Chris Nightingale, organiser of Friends of Barnet Market, said the success of the move from St Albans Road to the rear of the Spires was “crucial” to the market’s long-term future.
“After what have been difficult years for the market, there is hope now that the market is beginning a new chapter in its long history,” says Andy Gardiner, of the Barnet Market Traders Association.
He issued this appeal to High Barnet residents:
“Don’t just be a friend of the market, become a valued customer. This is your community market that you fought so hard to keep. Continued support will help the market flourish.”
The move back to the bandstand area follows the decision by Barnet Council to grant planning approval for a Premier Inn on what was originally was the site of former Barnet cattle market, and later became a market for fruit and vegetables as well as household hoods.
When the cattle market was demolished, and the future development of the site was in dispute, the market moved temporarily to the Stapylton Road car park, and later to the bandstand area when the original site was acquired and re-surfaced by the Spires’s owners.
If we get what’s been promised, and the market becomes really welcoming, we could do really well again.

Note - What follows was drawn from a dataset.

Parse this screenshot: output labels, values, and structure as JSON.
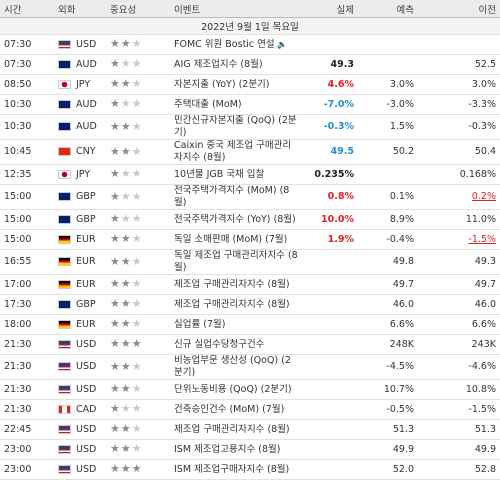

Regular traders said they were keeping their fingers crossed that at last the market might regain lost trade.
Lenny Harvey from Cheshunt, who runs Lenny’s meat stall with his wife Lynn, said that the first day back at the bandstand (10.11.2018) had seen new customers come along.
Adrian Wright, a Lowestoft fishmonger, who drives his van to Barnet every Saturday, was equally optimistic about attracting new custom.
Next year will be the market’s 60th year of trading as a general market – and will also be the 60th anniversary of the Bone’s fruit and vegetable stall.
Tyler Bone runs the stall with his father David, and it was David’s parents Albert and Joan who started the first pitch selling fruit and vegetables in 1959.